Subo, y se van sucediendo los extenuados pisos. Al principio los he contado, pero ya no me molesto. Cada tanto dejo las escaleras y me arriesgo a revisar las habitaciones. En algunas me encuentro con la nefasta comida: aguarda, seguro, a algún incauto. En ningún momento me he topado con un ser vivo.

Mis piernas flaquean, la respiración se me vuelve más entrecortada.

Al fin, la escalera me deposita en una habitación redonda, de techo plano. En el centro, una escalera tipo caracol se pierde en el techo. ¡Cuántas escaleras en esta aventura!

¿Y ahora qué?

Me viene una idea, una imagen: la cinta de Moebius.

Un escalofrío me recorre la columna hasta la base del cráneo. Un espasmo que me doblega y muta en certeza: Fuerte Capitales —sus escaleras, sus habitaciones y dédalos, su laberíntico entramado surreal— es en sí mismo un universo que se tuerce y se retuerce sobre su ajustada singularidad. Orbe con leyes diferentes a las leyes que rigen la Tierra, Fuerte Capitales cuenta con sus propias y exclusivas leyes. Una dimensión desconocida que me atrae y me repele… Atraer y repeler y sus infinitos estadios intermedios: la idea de Moebius otra vez. O la del Yin y el Yan. O… no sé, sólo estoy seguro de que si yo hubiese elegido ir escaleras abajo, ahora me encontraría en la misma habitación. No una habitación similar o igual: la misma, esta en la que estoy parado, la que ocupa un solo espacio en el universo Fuerte Capitales.

Aparte de no saber quién soy, ¿me volveré loco? ¿Me someterá el Fuerte Capitales? No, de ninguna manera: ¡lucharé! Sí, lo tengo decidido. Ahora lo he decidido: lucharé por reconquistar lo que me pertenece. No sé si es mucho o poco, pero es mío.

A medida que me acerco a la escalera caracol, el ambiente se vuelve glacial. Al subir por los peldaños, me duelen las articulaciones, me crujen las piernas, se me endurecen los dedos. Y no toco el pasamanos metálico por temor a que mi mano quede adherida.

En el final me encuentro con un angosto descanso. En mi torpeza, me golpeo la cabeza contra el techo, que está demasiado bajo. Debo agacharme. Sobre una mesa ratona descansa una cuchilla de hoja retráctil semejante a la que usa Marciano. ¿Qué tengo qué hacer ahora?

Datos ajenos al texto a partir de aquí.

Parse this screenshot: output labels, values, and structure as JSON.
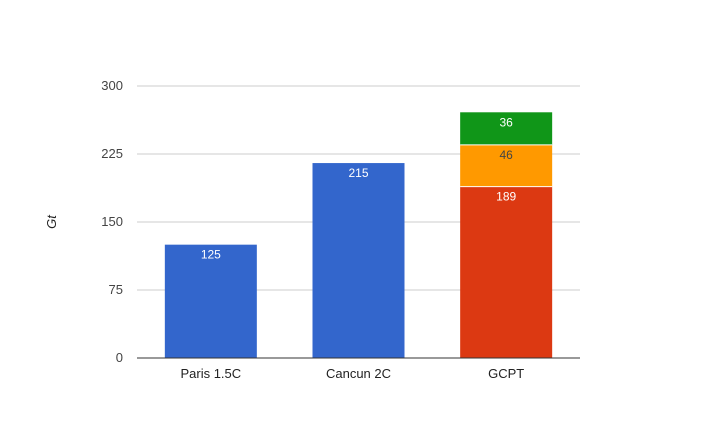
{
  "chart_data": {
    "type": "bar",
    "stacked": true,
    "title": "",
    "xlabel": "",
    "ylabel": "Gt",
    "ylim": [
      0,
      300
    ],
    "yticks": [
      0,
      75,
      150,
      225,
      300
    ],
    "grid": true,
    "legend": "none",
    "categories": [
      "Paris 1.5C",
      "Cancun 2C",
      "GCPT"
    ],
    "series": [
      {
        "values": [
          125,
          215,
          189
        ],
        "colors": [
          "#3366cc",
          "#3366cc",
          "#dc3912"
        ],
        "label_color": "#ffffff"
      },
      {
        "values": [
          0,
          0,
          46
        ],
        "colors": [
          "#ff9900",
          "#ff9900",
          "#ff9900"
        ],
        "label_color": "#444444"
      },
      {
        "values": [
          0,
          0,
          36
        ],
        "colors": [
          "#109618",
          "#109618",
          "#109618"
        ],
        "label_color": "#ffffff"
      }
    ],
    "colors": {
      "grid": "#cccccc",
      "axis": "#333333"
    }
  }
}
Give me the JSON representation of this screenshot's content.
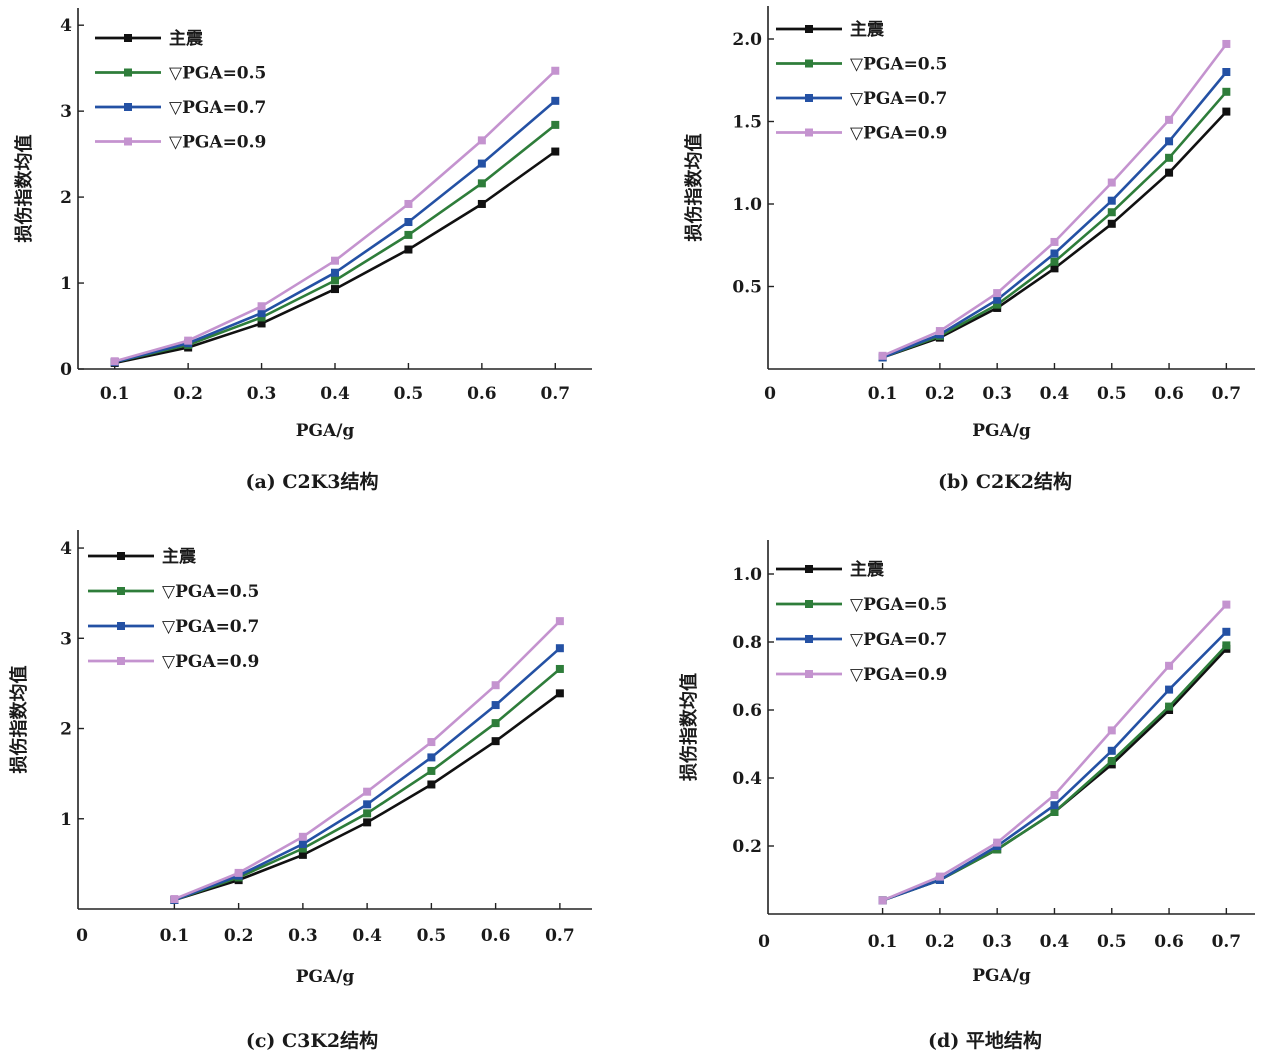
{
  "chart_data": [
    {
      "type": "line",
      "caption": "(a) C2K3结构",
      "xlabel": "PGA/g",
      "ylabel": "损伤指数均值",
      "x": [
        0.1,
        0.2,
        0.3,
        0.4,
        0.5,
        0.6,
        0.7
      ],
      "xlim": [
        0.05,
        0.75
      ],
      "ylim": [
        0,
        4.2
      ],
      "yticks": [
        0,
        1,
        2,
        3,
        4
      ],
      "ytick_labels": [
        "0",
        "1",
        "2",
        "3",
        "4"
      ],
      "series": [
        {
          "name": "主震",
          "color": "#111111",
          "values": [
            0.07,
            0.25,
            0.53,
            0.93,
            1.39,
            1.92,
            2.53
          ]
        },
        {
          "name": "▽PGA=0.5",
          "color": "#2e7d3a",
          "values": [
            0.08,
            0.28,
            0.6,
            1.03,
            1.56,
            2.16,
            2.84
          ]
        },
        {
          "name": "▽PGA=0.7",
          "color": "#2451a4",
          "values": [
            0.08,
            0.3,
            0.65,
            1.12,
            1.71,
            2.39,
            3.12
          ]
        },
        {
          "name": "▽PGA=0.9",
          "color": "#c493cf",
          "values": [
            0.09,
            0.33,
            0.73,
            1.26,
            1.92,
            2.66,
            3.47
          ]
        }
      ]
    },
    {
      "type": "line",
      "caption": "(b) C2K2结构",
      "xlabel": "PGA/g",
      "ylabel": "损伤指数均值",
      "x": [
        0.1,
        0.2,
        0.3,
        0.4,
        0.5,
        0.6,
        0.7
      ],
      "xlim": [
        -0.1,
        0.75
      ],
      "origin_label": "0",
      "ylim": [
        0,
        2.2
      ],
      "yticks": [
        0.5,
        1.0,
        1.5,
        2.0
      ],
      "ytick_labels": [
        "0.5",
        "1.0",
        "1.5",
        "2.0"
      ],
      "series": [
        {
          "name": "主震",
          "color": "#111111",
          "values": [
            0.07,
            0.19,
            0.37,
            0.61,
            0.88,
            1.19,
            1.56
          ]
        },
        {
          "name": "▽PGA=0.5",
          "color": "#2e7d3a",
          "values": [
            0.07,
            0.2,
            0.39,
            0.65,
            0.95,
            1.28,
            1.68
          ]
        },
        {
          "name": "▽PGA=0.7",
          "color": "#2451a4",
          "values": [
            0.07,
            0.21,
            0.42,
            0.7,
            1.02,
            1.38,
            1.8
          ]
        },
        {
          "name": "▽PGA=0.9",
          "color": "#c493cf",
          "values": [
            0.08,
            0.23,
            0.46,
            0.77,
            1.13,
            1.51,
            1.97
          ]
        }
      ]
    },
    {
      "type": "line",
      "caption": "(c) C3K2结构",
      "xlabel": "PGA/g",
      "ylabel": "损伤指数均值",
      "x": [
        0.1,
        0.2,
        0.3,
        0.4,
        0.5,
        0.6,
        0.7
      ],
      "xlim": [
        -0.05,
        0.75
      ],
      "origin_label": "0",
      "ylim": [
        0,
        4.2
      ],
      "yticks": [
        1,
        2,
        3,
        4
      ],
      "ytick_labels": [
        "1",
        "2",
        "3",
        "4"
      ],
      "series": [
        {
          "name": "主震",
          "color": "#111111",
          "values": [
            0.1,
            0.32,
            0.6,
            0.96,
            1.38,
            1.86,
            2.39
          ]
        },
        {
          "name": "▽PGA=0.5",
          "color": "#2e7d3a",
          "values": [
            0.1,
            0.35,
            0.67,
            1.06,
            1.53,
            2.06,
            2.66
          ]
        },
        {
          "name": "▽PGA=0.7",
          "color": "#2451a4",
          "values": [
            0.1,
            0.37,
            0.72,
            1.16,
            1.68,
            2.26,
            2.89
          ]
        },
        {
          "name": "▽PGA=0.9",
          "color": "#c493cf",
          "values": [
            0.11,
            0.4,
            0.8,
            1.3,
            1.85,
            2.48,
            3.19
          ]
        }
      ]
    },
    {
      "type": "line",
      "caption": "(d) 平地结构",
      "xlabel": "PGA/g",
      "ylabel": "损伤指数均值",
      "x": [
        0.1,
        0.2,
        0.3,
        0.4,
        0.5,
        0.6,
        0.7
      ],
      "xlim": [
        -0.1,
        0.75
      ],
      "origin_label": "0",
      "ylim": [
        0,
        1.1
      ],
      "yticks": [
        0.2,
        0.4,
        0.6,
        0.8,
        1.0
      ],
      "ytick_labels": [
        "0.2",
        "0.4",
        "0.6",
        "0.8",
        "1.0"
      ],
      "series": [
        {
          "name": "主震",
          "color": "#111111",
          "values": [
            0.04,
            0.1,
            0.19,
            0.3,
            0.44,
            0.6,
            0.78
          ]
        },
        {
          "name": "▽PGA=0.5",
          "color": "#2e7d3a",
          "values": [
            0.04,
            0.1,
            0.19,
            0.3,
            0.45,
            0.61,
            0.79
          ]
        },
        {
          "name": "▽PGA=0.7",
          "color": "#2451a4",
          "values": [
            0.04,
            0.1,
            0.2,
            0.32,
            0.48,
            0.66,
            0.83
          ]
        },
        {
          "name": "▽PGA=0.9",
          "color": "#c493cf",
          "values": [
            0.04,
            0.11,
            0.21,
            0.35,
            0.54,
            0.73,
            0.91
          ]
        }
      ]
    }
  ]
}
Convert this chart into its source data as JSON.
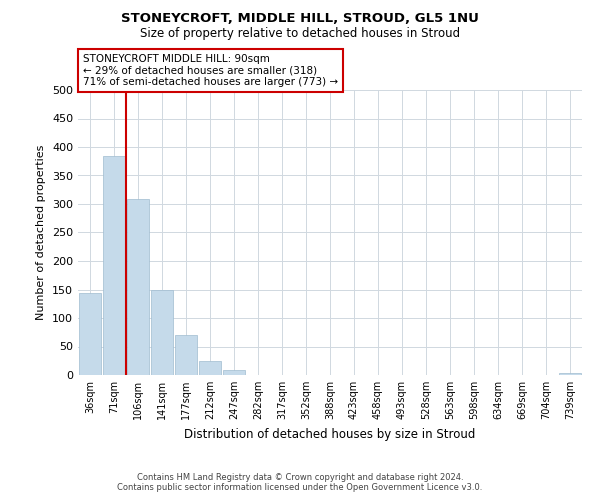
{
  "title": "STONEYCROFT, MIDDLE HILL, STROUD, GL5 1NU",
  "subtitle": "Size of property relative to detached houses in Stroud",
  "xlabel": "Distribution of detached houses by size in Stroud",
  "ylabel": "Number of detached properties",
  "bar_color": "#c5daea",
  "vline_color": "#cc0000",
  "vline_x": 1.5,
  "bin_labels": [
    "36sqm",
    "71sqm",
    "106sqm",
    "141sqm",
    "177sqm",
    "212sqm",
    "247sqm",
    "282sqm",
    "317sqm",
    "352sqm",
    "388sqm",
    "423sqm",
    "458sqm",
    "493sqm",
    "528sqm",
    "563sqm",
    "598sqm",
    "634sqm",
    "669sqm",
    "704sqm",
    "739sqm"
  ],
  "bar_heights": [
    144,
    384,
    309,
    149,
    70,
    24,
    9,
    0,
    0,
    0,
    0,
    0,
    0,
    0,
    0,
    0,
    0,
    0,
    0,
    0,
    3
  ],
  "ylim": [
    0,
    500
  ],
  "yticks": [
    0,
    50,
    100,
    150,
    200,
    250,
    300,
    350,
    400,
    450,
    500
  ],
  "annotation_title": "STONEYCROFT MIDDLE HILL: 90sqm",
  "annotation_line1": "← 29% of detached houses are smaller (318)",
  "annotation_line2": "71% of semi-detached houses are larger (773) →",
  "footer_line1": "Contains HM Land Registry data © Crown copyright and database right 2024.",
  "footer_line2": "Contains public sector information licensed under the Open Government Licence v3.0.",
  "background_color": "#ffffff",
  "grid_color": "#d0d8e0"
}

Tomo la cuchilla. El frío me vuelve torpe, me doy cuenta. Miro el techo una vez más, tan cercano. ¿Qué objeto tiene esta escalera hacia ninguna parte? Me decido: la cuchilla penetra con facilidad la argamasa. Practico un gran corte circular. Al momento, y con un siseo, esa porción del techo desaparece. Del otro lado veo oscuridad. De este lado, el frío me está congelando. Sin pensarlo pego un salto ascendente a través del techo. Me zambullo en la oscuridad, y la ley de la gravedad no ejerce su poder en mí: sigo y sigo, como cuando me sumerjo, pero ahora lo hago hacia arriba… y me recibe el agua. Agua caliente. ¡Muy caliente! ¡Morir hervido, qué horrible! El terror me gana, y grito con la fuerza del espanto.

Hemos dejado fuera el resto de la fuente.